Figure 12-1. MVC2 (Servlet-centric architecture)
WebWork was a Java-based web application framework developed by OpenSymphony which got merged into the current Struts2 web application framework. WebWork is built on top of XWork, which provides a generic command pattern framework as well as an Inversion of Control container.
Advantages of integrating Struts with Spring
The advantages of integrating a Struts application into the Spring Framework are:
Spring framework is based on new design approach and was designed to resolve the existing problems of existing Java applications. To a larger extent Spring has been successful in living to the expectations. Integrating Struts application with Spring buys in all the advantages provided out-of-box by Spring.

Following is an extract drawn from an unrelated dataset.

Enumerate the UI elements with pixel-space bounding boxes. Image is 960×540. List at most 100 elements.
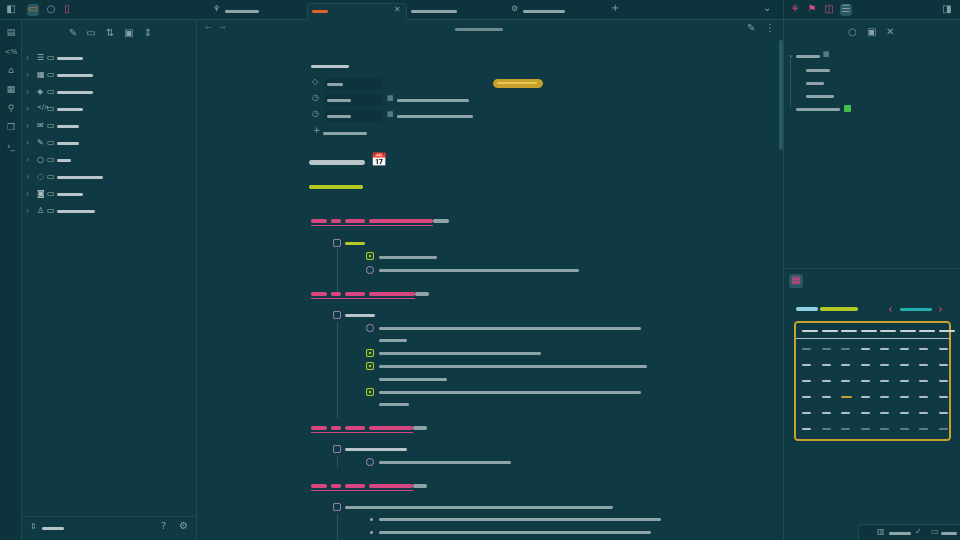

Spring framework lets you apply AOP (aspect-oriented programming technique) rather than object-oriented code. This is quite useful in addressing some very core concerns in any modern day enterprise application.
Spring provides more control on struts actions. That may depend on the method of integration you choose which we will cover in detail in the following sections of this Chapter.
Before going through Spring and Struts integration in detail, because of the evolution complexity of Struts, we would have to first go through the Struts history with core focus on the versions. According to the Struts version that you use in your application, the integration methodology changes accordingly.
Struts were originally developed by the programmer and author Craig R. McClanahan and were later taken over by the Apache Software Foundation in 2002. Strut1 with all standard Java technologies and packages of Jakarta assists to create an extensible development environment. However, with the growing demand of web application, Struts 1 does not stand firm and needs to be changed with demand. This leads to the creation of Struts 2, which is more developer friendly with features like Ajax, rapid development and extensibility.
The team of Apache Struts and another J2EE framework, WebWork from OpenSymphony joined hand together to develop an advanced framework with all possible developing features that will make it developer and user friendly.
Even though the new version is Spring 2, we would still cover integration of Spring with Struts 1 as well so that if existing Struts 1 project needs the various capabilities of Spring, they can do so without much hassle.